Frugality

Outsource To Your Kids Already!

Modern society has lost its ability to successfully employ its children. Don’t worry, I am not about to advocate we abandon child labor laws or that we continue to exploit the world’s poor through sweatshops and wage slavery. What I am about to do is argue that we can successfully employ our children to do things that promote the health of our family, teach our kids the way that markets work, and save us a dollar or two in the process.

Outsource When You’re Too Lazy To Do It Yourself
Many times the best time to outsource to the fruit of your loins is when you’re simply too lazy to do whatever it is that needs to get done yourself. Let’s use supplying lunch at work as our case study. Everybody needs to eat. Buying lunch at work can be expensive while packing a lunch can be time consuming. When faced with taking 10 minutes to pack a lunch or spending $7 bucks to buy some food many people choose to go ahead and pony up the cash. I certainly don’t make $42 an hour (~$87,000 annually) so paying that much for someone to supply me lunch is absolutely insane. I’d rather skip the meal than live so wildly outside my means. But what if I am chronically lazy and genuinely can’t overcome the gravitational pull of my couch (or am honestly “too busy”)? What can a brother do? Pay your kids to to do it on the cheap.

If you are going to outsource your lunch making anyway you might as well keep that money in the family. A Third Grader should be able to pack some left overs into a container for you to take with you to work. Heck, they might even be able to put an apple in a bag, make you a peanut butter and jelly sandwich ala Clever Dude, and throw in a bag of chips. It could take them all of twenty minutes and you could pay a 7-9 year old a dollar for their time. That way you eat the food that you already bought and get to be lazy – at the same time. How sweet is that?

There are other benefits to outsourcing your lunch preparation to your children as well:

  • It forces you to teach your child at an early age the nutritional content of food so they don’t stuff your bag full of 100 calorie Snack Bags or poop friendly yogurt. You may like the taste of these products but they will only lead to lots of time on the john and that can hurt your productivity at work. But at least your digestive system will be regulated.
  • It will help teach your child to think about others.

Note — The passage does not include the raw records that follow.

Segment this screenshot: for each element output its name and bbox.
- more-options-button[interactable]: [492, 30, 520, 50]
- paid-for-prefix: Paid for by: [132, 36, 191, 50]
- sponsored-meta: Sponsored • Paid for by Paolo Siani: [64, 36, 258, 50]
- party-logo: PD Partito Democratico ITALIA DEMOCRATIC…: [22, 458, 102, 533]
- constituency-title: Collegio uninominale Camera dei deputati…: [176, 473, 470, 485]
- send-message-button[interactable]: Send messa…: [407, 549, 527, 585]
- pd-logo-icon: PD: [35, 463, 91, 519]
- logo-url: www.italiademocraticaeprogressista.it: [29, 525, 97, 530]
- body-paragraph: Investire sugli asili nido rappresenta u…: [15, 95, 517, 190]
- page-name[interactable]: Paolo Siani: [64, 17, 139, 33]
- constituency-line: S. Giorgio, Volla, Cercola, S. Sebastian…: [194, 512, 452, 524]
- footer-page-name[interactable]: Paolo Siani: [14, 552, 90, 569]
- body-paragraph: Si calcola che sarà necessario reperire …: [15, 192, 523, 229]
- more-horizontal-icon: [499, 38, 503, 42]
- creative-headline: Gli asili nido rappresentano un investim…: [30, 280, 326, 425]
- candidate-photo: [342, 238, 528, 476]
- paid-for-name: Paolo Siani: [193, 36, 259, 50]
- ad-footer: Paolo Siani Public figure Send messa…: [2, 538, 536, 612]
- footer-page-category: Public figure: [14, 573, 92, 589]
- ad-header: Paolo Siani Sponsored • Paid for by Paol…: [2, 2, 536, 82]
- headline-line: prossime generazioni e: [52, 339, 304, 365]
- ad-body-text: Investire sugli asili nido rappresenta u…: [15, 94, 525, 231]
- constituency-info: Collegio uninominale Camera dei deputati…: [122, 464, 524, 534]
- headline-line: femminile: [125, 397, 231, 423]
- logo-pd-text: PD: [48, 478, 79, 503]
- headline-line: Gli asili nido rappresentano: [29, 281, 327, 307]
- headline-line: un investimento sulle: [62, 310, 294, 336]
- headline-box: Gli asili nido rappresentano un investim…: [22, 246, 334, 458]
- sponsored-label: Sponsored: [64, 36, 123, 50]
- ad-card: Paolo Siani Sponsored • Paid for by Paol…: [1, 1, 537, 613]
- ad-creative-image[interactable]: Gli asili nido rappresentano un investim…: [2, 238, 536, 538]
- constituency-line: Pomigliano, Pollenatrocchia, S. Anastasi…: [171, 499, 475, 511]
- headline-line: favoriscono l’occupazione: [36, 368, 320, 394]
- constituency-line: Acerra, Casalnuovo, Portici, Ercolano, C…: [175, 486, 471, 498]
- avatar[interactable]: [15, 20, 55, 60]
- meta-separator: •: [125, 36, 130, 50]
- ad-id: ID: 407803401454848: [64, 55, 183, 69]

Since they are providing a service to a customer/parent they will need to know what you like and how you like it. It also gives them a great opportunity to leave you cool little notes or draw you neat pictures of how one day a sea creature came to your house and ate the dog, but that is okay because your child crawled in the creatures mouth, saved the dog, and found enough treasure to rule 10 islands in 2nd Life with a fist as hard as iron and a touch as soft as satin.
  • Because your employee is a child, it will force both of you to learn to communicate with each other. Anything that fosters communication between you and your child has to be a plus since the strains of the day can easily creep in and steal precious parent-child moments. Now you can always start a conversation with you child by saying, “So about my lunch tomorrow ….” Isn’t that precious?
  • It can replace the inefficient “allowance.” Those things suck and leave kids feeling like their parents owe them money or stuff when parents don’t owe them anything. Now you would be able to get your kids to do real work if they want to get real money.
  • Any good work teaches the value of a dollar, and if you treat your child with respect and dignity as you employ them in the service of your appetite then they just might learn how much one of the multicolored things that pass as greenbacks these days is worth.
  • With some luck, your careful parenting and outsourcing (because you are lazy) might get your child to work hard for the rest of their life. Instilling a good work ethic is a great gift a parent can give a child as it will help them until they one day have children of their own to let them be lazy.

So what are you waiting for? If you have kids whip out a contract and have them sign it in blood. If they fail to meet its draconian requirements send them to bed without any supper. That’ll show them for being so trusting and incompetent at the same time!

But seriously, think about if your child would be ready for this type of responsibility. Would it be a good vehicle to teach them a little something about you, their parent, as well as a little something about money? You could couple it with lessons on saving money, investing, teaching them what it takes to run and own their own business (a lunch making business is still a business), or how to work and have fun doing it. When it comes down to it, outsourcing work to your child (if they are young) may actually take more of your time than doing it yourself, but the benefits for your child are probably worth the effort on your part. So this can be a classic win-win-win if everything goes according to plan.

P.S. I expect a 10% commission on money saved by my brilliant idea. That’s why there are three wins in the above paragraph. You win by being a good parent, your child wins by learning life skills, and I win because you will make me rich for my expert* advice. Checks can be sent to the follow address:

Santa Clause
North Pole

Me and him are tight from our summers of hunting for tadpoles and playing Jail Break on our street. He will be sure to forward all the cash along to me.

*I am not an actual expert, but my advice is.